Федя с трудом глотнул, ему уже казалось, что горло его стянуто веревкой.
— Дяденька, вы еще не встали? — послышался детский голос, и мальчик лет двенадцати показался из-за занавески.
Меньше всего ожидал Федя увидеть здесь ребенка и, встретившись с ним взглядом, покраснел и быстро встал с постели. Он не думал, что что-нибудь может теперь поднять его с постели, — он не мог предвидеть появления ребенка. Глаза мальчика, большие и ясные, смотрели на Федю без презрения и без укоризны, но с привычным равнодушием, которое укололо Федю сильнее чего-либо другого. В этом детском взгляде было такое молчаливое понимание ничтожества людей, такое спокойное знание изнанки жизни, что Федя, олицетворявший в этот момент для мальчика эту изнанку, почувствовал себя глубоко униженным. Однако именно это чувство заставило Федю сбросить с себя хотя бы немного тяжелое оцепенение, отвлечься от железного крюка и заговорить с мальчиком — вначале через силу, с трудом произнося слова, а потом, после разумных и ясных — под стать его глазам — ответов мальчика с некоторым даже удовольствием.
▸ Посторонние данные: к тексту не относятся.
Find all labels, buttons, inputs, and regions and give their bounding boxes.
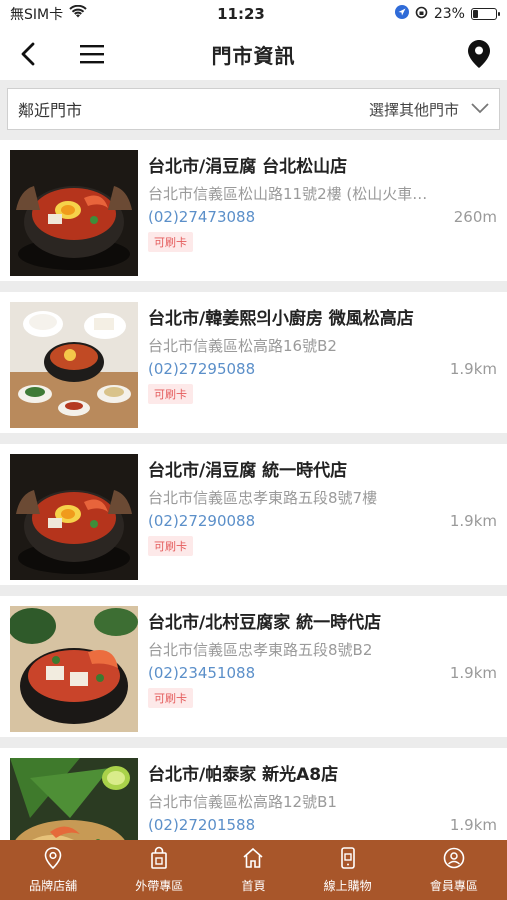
bottom-tab-bar: 品牌店舖 外帶專區 首頁 線上購物 會員專區 <box>0 840 507 900</box>
store-card[interactable]: 台北市/涓豆腐 統一時代店台北市信義區忠孝東路五段8號7樓 (02)2729008… <box>0 444 507 585</box>
store-phone-link[interactable]: (02)27290088 <box>148 512 255 530</box>
store-photo <box>10 606 138 732</box>
store-phone-link[interactable]: (02)23451088 <box>148 664 255 682</box>
store-photo <box>10 302 138 428</box>
back-icon[interactable] <box>14 40 42 68</box>
orientation-lock-icon <box>415 6 428 23</box>
battery-level <box>472 10 479 18</box>
chevron-down-icon <box>471 100 489 118</box>
store-name: 台北市/涓豆腐 統一時代店 <box>148 461 348 481</box>
takeout-bag-icon <box>147 846 171 873</box>
status-bar: 無SIM卡 11:23 23% <box>0 0 507 28</box>
store-distance: 1.9km <box>449 664 497 682</box>
carrier-label: 無SIM卡 <box>10 7 64 23</box>
tab-home[interactable]: 首頁 <box>241 846 265 894</box>
store-info: 台北市/北村豆腐家 統一時代店 台北市信義區忠孝東路五段8號B2 (02)23451… <box>138 606 497 737</box>
store-phone-link[interactable]: (02)27295088 <box>148 360 255 378</box>
tab-label: 線上購物 <box>323 879 372 893</box>
store-address: 台北市信義區忠孝東路五段8號7樓 <box>148 489 378 507</box>
home-icon <box>241 846 265 873</box>
location-arrow-icon <box>394 5 409 23</box>
tab-label: 外帶專區 <box>135 879 184 893</box>
store-photo <box>10 454 138 580</box>
store-card[interactable]: 台北市/北村豆腐家 統一時代店 台北市信義區忠孝東路五段8號B2 (02)23451… <box>0 596 507 737</box>
nav-bar: 門市資訊 <box>0 28 507 80</box>
store-list: 台北市/涓豆腐 台北松山店台北市信義區松山路11號2樓 (松山火車… (02)27… <box>0 140 507 840</box>
nearby-stores-label: 鄰近門市 <box>18 101 83 120</box>
clock: 11:23 <box>217 5 265 23</box>
map-pin-icon[interactable] <box>465 40 493 68</box>
store-info: 台北市/涓豆腐 統一時代店台北市信義區忠孝東路五段8號7樓 (02)2729008… <box>138 454 497 585</box>
battery-icon <box>470 8 500 20</box>
menu-icon[interactable] <box>78 40 106 68</box>
battery-percent: 23% <box>433 6 465 22</box>
credit-card-badge: 可刷卡 <box>148 536 193 556</box>
tab-label: 會員專區 <box>429 879 478 893</box>
tab-label: 首頁 <box>241 879 266 893</box>
store-name: 台北市/涓豆腐 台北松山店 <box>148 157 348 177</box>
store-address: 台北市信義區忠孝東路五段8號B2 <box>148 641 373 659</box>
store-card[interactable]: 台北市/帕泰家 新光A8店 台北市信義區松高路12號B1 (02)27201588 1… <box>0 748 507 840</box>
store-info: 台北市/韓姜熙의小廚房 微風松高店 台北市信義區松高路16號B2 (02)27295… <box>138 302 497 433</box>
store-photo <box>10 758 138 840</box>
mobile-shop-icon <box>336 846 360 873</box>
store-name: 台北市/北村豆腐家 統一時代店 <box>148 613 382 633</box>
member-icon <box>442 846 466 873</box>
tab-takeout-bag[interactable]: 外帶專區 <box>135 846 183 894</box>
store-distance: 1.9km <box>449 816 497 834</box>
credit-card-badge: 可刷卡 <box>148 384 193 404</box>
store-info: 台北市/涓豆腐 台北松山店台北市信義區松山路11號2樓 (松山火車… (02)27… <box>138 150 497 281</box>
store-distance: 260m <box>453 208 497 226</box>
store-card[interactable]: 台北市/韓姜熙의小廚房 微風松高店 台北市信義區松高路16號B2 (02)27295… <box>0 292 507 433</box>
store-select-label: 選擇其他門市 <box>368 100 459 119</box>
store-filter-bar[interactable]: 鄰近門市 選擇其他門市 <box>7 88 500 130</box>
credit-card-badge: 可刷卡 <box>148 688 193 708</box>
store-select-dropdown[interactable]: 選擇其他門市 <box>369 99 489 120</box>
credit-card-badge: 可刷卡 <box>148 232 193 252</box>
store-distance: 1.9km <box>449 512 497 530</box>
store-photo <box>10 150 138 276</box>
store-phone-link[interactable]: (02)27473088 <box>148 208 255 226</box>
store-address: 台北市信義區松高路16號B2 <box>148 337 337 355</box>
tab-location-pin[interactable]: 品牌店舖 <box>29 846 77 894</box>
location-pin-icon <box>41 846 65 873</box>
store-info: 台北市/帕泰家 新光A8店 台北市信義區松高路12號B1 (02)27201588 1… <box>138 758 497 840</box>
tab-mobile-shop[interactable]: 線上購物 <box>324 846 372 894</box>
store-phone-link[interactable]: (02)27201588 <box>148 816 255 834</box>
store-name: 台北市/韓姜熙의小廚房 微風松高店 <box>148 309 414 329</box>
page-title: 門市資訊 <box>211 43 296 68</box>
wifi-icon <box>69 4 87 23</box>
tab-member[interactable]: 會員專區 <box>430 846 478 894</box>
tab-label: 品牌店舖 <box>29 879 78 893</box>
store-address: 台北市信義區松高路12號B1 <box>148 793 337 811</box>
store-card[interactable]: 台北市/涓豆腐 台北松山店台北市信義區松山路11號2樓 (松山火車… (02)27… <box>0 140 507 281</box>
store-address: 台北市信義區松山路11號2樓 (松山火車… <box>148 185 428 203</box>
store-distance: 1.9km <box>449 360 497 378</box>
store-name: 台北市/帕泰家 新光A8店 <box>148 765 339 785</box>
Признав в Любином братце (а это был, несомненно, ее братец, он был на нее очень похож) своего сотоварища по принадлежности к великому содружеству несчастных, Федя собрал все свои силы, чтобы оправдаться перед ним. И для этого он заговорил с ним просто и серьезно, как с преподавателем или товарищем вузовцем, — о предметах, очень далеких от этой комнаты. Например, он стал ему рассказывать о рыбной ловле, в частности, о ловле щук на кружки. Эти деревянные кружки, окрашенные в два цвета, зеленый и красный, ставятся кверху зеленым цветом. Когда же щука ухватится за наживу, кружок переворачивается красным вверх, рыболов издали следит из лодки за этими кружками. Как только он видит красный кружок, он, подобно железнодорожнику при виде красного света, бросается туда и вытаскивает рыбу. Потом он рассказал мальчику о растении, которое само ловит насекомых и съедает их. Этот коварный и злой цветок ждет, пока комарик или муха сядут на его лепестки и сжимает лепестки, как руку. Потом он поведал ему об опытах по искусственному дождеванию и объяснил, что это принесет в будущем человеку, когда можно будет сделать дождь по заказу.
Все
Костя повел Федю по длинному коридору в умывальню и уборную и стоял на часах возле той и другой, и, когда Федя выходил оттуда, он уже искал и находил ясный и твердый взгляд Костиных глаз — взгляд вполне мужской неподкупной дружбы.
Когда они возвращались обратно по коридору в комнату, открывались двери квартир и оттуда выглядывали лица, главным образом женские, и слышался шепот. Под этими взглядами Федя ускорил шаг и шедший впереди мальчик тоже ускорил шаг, и у одной из последних дверей, которая тоже открылась и из-за которой раздалось совсем уж откровенное хихиканье, мальчик быстро повернул лицо к Феде, и Федя увидел его сжатый рот. И тогда Федя замедлил шаги, и, поравнявшись с окном, выходящим направо во двор, остановился и сказал:
— А метель все метет. Для нас это привычно. А вот на днях мы встречались с одним человеком из Индо-Китая — он тамошний комсомолец, был здесь на пленуме Исполкома КИМа. Так он никак не мог оторваться — все смотрел в окно, удивлялся и шептал: "нэж, нэж…" Это по-французски снег. Он видел снег первый раз в жизни. Мы потом над ним смеялись — он вздумал взять немножко снега с собой в Индо-Китай, чтобы показать своим.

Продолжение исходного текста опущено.